As Bean' thread indicates, ask a C question to several experts and you get the correct answer, several opinions and some interesting related stories. Brian gave the correct answer and a solution - GCC defaults to ANSI-C89 standards - the construct Bean was trying was added in the ANSI-C99 standard so the -std=c99 flag needs to be used or the construct needs to be changed to fit the c89 standard.
In the tutorials, I will try to present the correct and hopefully best-practice way to do something. If you don't agree with the way I use braces, the number of characters I indent, the way I write variables names, etc.....well, too bad. If the code doesn't compile or doesn't accomplish the stated task, then it's an issue. If it doesn't look pretty or fit some expert's source code practices, too bad.
If you come away from the tutorial understanding the concepts it was meant to explain, then you're the winner!! You can take that knowledge and format it any way you want!

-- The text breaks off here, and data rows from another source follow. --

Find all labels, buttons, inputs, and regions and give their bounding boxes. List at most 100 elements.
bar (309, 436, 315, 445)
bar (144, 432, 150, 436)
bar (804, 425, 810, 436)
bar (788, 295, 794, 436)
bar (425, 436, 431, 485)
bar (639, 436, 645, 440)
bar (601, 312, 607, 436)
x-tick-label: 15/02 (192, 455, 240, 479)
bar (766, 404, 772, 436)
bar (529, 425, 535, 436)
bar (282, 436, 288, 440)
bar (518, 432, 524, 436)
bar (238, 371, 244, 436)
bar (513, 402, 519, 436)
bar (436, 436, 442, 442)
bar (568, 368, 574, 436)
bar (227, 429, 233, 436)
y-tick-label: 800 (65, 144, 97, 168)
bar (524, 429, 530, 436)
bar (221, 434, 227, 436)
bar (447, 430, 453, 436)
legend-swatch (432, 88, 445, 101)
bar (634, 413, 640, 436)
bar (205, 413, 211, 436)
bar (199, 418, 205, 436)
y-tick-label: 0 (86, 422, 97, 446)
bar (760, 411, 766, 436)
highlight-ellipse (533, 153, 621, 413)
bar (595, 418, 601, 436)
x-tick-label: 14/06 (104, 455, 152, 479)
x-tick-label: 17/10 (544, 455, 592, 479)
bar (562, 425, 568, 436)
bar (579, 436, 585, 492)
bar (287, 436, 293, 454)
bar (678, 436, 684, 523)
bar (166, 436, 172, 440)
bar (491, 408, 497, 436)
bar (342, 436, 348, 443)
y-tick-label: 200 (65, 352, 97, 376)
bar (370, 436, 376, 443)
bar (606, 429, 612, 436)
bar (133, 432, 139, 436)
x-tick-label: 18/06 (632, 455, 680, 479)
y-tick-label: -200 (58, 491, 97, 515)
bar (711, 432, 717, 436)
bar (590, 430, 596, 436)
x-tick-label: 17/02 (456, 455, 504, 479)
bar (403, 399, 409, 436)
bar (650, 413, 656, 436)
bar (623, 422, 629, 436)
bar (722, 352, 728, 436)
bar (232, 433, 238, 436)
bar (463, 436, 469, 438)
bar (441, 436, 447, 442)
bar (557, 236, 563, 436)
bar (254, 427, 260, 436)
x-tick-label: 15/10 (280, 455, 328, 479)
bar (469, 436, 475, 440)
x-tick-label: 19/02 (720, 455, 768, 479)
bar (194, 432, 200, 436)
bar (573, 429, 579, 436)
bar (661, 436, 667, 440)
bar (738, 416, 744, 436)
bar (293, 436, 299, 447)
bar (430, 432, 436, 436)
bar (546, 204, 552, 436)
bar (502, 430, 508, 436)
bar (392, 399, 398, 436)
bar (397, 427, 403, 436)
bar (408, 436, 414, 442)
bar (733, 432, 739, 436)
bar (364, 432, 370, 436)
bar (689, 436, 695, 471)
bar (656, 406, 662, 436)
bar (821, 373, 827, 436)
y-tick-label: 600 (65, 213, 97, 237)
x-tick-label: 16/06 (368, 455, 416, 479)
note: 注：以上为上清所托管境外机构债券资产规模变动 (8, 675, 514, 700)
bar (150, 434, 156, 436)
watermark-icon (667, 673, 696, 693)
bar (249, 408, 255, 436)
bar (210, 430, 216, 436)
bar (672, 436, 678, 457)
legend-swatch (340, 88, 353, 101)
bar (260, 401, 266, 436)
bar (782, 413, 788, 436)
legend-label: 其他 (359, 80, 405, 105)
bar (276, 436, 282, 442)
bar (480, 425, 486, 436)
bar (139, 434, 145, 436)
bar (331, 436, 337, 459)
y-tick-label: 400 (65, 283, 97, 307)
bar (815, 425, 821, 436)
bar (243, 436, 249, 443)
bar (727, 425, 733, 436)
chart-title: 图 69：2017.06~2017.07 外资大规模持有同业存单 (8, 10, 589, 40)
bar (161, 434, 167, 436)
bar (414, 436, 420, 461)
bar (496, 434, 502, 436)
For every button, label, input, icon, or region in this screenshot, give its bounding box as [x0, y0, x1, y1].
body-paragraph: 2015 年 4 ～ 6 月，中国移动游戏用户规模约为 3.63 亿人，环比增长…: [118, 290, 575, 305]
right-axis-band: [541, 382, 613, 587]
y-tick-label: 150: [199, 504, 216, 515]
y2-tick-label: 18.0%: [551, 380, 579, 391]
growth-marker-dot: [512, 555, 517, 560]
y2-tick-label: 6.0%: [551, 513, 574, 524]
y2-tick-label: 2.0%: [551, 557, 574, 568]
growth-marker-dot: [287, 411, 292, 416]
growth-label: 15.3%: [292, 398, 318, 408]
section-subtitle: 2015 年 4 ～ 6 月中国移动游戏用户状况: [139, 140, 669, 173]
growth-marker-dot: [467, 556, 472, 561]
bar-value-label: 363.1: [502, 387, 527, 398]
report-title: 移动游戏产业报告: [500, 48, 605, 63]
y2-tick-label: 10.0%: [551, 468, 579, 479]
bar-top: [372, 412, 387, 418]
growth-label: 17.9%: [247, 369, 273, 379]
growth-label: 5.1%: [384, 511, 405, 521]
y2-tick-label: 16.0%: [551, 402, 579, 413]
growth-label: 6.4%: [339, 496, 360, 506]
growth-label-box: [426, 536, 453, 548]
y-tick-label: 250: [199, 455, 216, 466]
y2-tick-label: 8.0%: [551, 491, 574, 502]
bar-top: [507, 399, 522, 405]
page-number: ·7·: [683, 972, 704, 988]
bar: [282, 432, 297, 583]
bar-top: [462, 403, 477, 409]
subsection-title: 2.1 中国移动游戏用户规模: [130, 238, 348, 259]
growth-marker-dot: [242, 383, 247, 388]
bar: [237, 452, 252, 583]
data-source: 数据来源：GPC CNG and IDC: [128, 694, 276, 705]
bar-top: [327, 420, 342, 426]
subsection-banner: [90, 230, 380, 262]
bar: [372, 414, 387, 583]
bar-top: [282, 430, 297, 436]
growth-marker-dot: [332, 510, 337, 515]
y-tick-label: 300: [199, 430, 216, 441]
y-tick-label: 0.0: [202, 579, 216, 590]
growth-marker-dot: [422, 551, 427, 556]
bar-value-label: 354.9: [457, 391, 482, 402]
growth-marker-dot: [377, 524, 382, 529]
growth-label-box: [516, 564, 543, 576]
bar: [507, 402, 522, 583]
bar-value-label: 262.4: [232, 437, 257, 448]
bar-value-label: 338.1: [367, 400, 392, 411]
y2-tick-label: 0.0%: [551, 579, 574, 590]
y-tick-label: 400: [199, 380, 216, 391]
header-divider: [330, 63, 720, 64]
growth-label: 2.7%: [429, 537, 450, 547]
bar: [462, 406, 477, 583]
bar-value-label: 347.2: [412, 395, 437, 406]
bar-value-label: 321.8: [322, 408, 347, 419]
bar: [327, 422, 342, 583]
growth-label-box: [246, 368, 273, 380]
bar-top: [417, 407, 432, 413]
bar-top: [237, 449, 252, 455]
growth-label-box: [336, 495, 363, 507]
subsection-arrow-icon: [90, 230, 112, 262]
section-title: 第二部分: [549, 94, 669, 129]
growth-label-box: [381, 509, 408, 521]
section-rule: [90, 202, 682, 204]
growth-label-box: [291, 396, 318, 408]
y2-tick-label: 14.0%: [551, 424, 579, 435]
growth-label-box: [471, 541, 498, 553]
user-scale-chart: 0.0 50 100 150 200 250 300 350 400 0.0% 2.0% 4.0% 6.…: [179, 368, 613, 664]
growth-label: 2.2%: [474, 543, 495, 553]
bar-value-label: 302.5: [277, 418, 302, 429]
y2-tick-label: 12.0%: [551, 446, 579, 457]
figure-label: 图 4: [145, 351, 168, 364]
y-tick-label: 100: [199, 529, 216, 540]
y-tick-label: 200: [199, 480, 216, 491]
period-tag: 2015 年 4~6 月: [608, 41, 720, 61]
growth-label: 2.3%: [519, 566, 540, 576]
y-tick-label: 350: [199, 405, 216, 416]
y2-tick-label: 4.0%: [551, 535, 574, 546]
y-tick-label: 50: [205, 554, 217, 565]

Because of the potential audience, things are going to start out slow and you guys are quickly going to get ahead of me. It's much easier to read these than it is to write these!
Feedback, feedback, feedback - PLEASE!!! If you do or don;t like the way I'm going about this, let me know. If it's constructive and can help improve the tutorials, I'm all for it - if you don't like the way I write code, well, we've already discussed that. If I'm technically incorrect, by all means, I'll change it. If there are several way to accomplish the same thing (yes, this IS programming, after all), then we may just agree to disagree and you can write your tutorial your way.
Suggestions and comments may not immediately help you and your learning but since this is for the community, your input will make the overall documentation better.
Until I get some feedback on what works for folks, the styles and presentations may wander around a bit. I can always go back and rewrite the misfits in the popular style.
Early on, I wrote a "test tutorial" - The Toggle Tutorials to provide a step by step tutorial for the various toggle programs in the propgcc demo package. Quite a bit of C, PropGCC and Propeller architecture can be learned from going through these demos. The intent is to go through each toggle demo and describe the details and concepts as they appear in the programs. By the end, you can pretty much make the Propellers do what you want with PropGCC.
As an experiment, I tried merging the code and tutorial together creating a heavily documented program without any accompanying text. Each program would build on the concepts from the previous program. This got mixed reviews. First Blinky Second Blinky Third Blinky (These are easier and faster to create! )
Currently, I'm some place in the middle with a well documented program and some supporting text. (examples coming)
Thanks for putting up with me. Let me know if any of it fits your needs and I will continue on the journey. If it's of no interest, I'll go back to the monastery and work on PropForth..........ohhhhhhmmmmmmm.
Comments
...must...resist...urge...other...projects..need..to..be..finished.. (Free time currently being spent in BASIC) -- temped....
--Steve
Why is the second parameter prefixed with "const" ?
Bean
Type modifier "const" just says that src should be read-only. It is optional in this case.
Bean
The contents are const not the pointer (address). Const is probably a distraction in the tutorial.
Here's a nice desciption of it: http://duramecho.com/ComputerInformation/WhyHowCppConst.html
Note the middle of the page where it talks about the differences between const char *foo, and const * char foo.
The same function could be re-written with or without const as:
BTW, strcpy is probably not a good name to use since that's defined in the standard C library.
Kicking and screaming, I WILL learn this damn C language...So help me I will.
Bean
Already said that, though maybe not quite as concisely.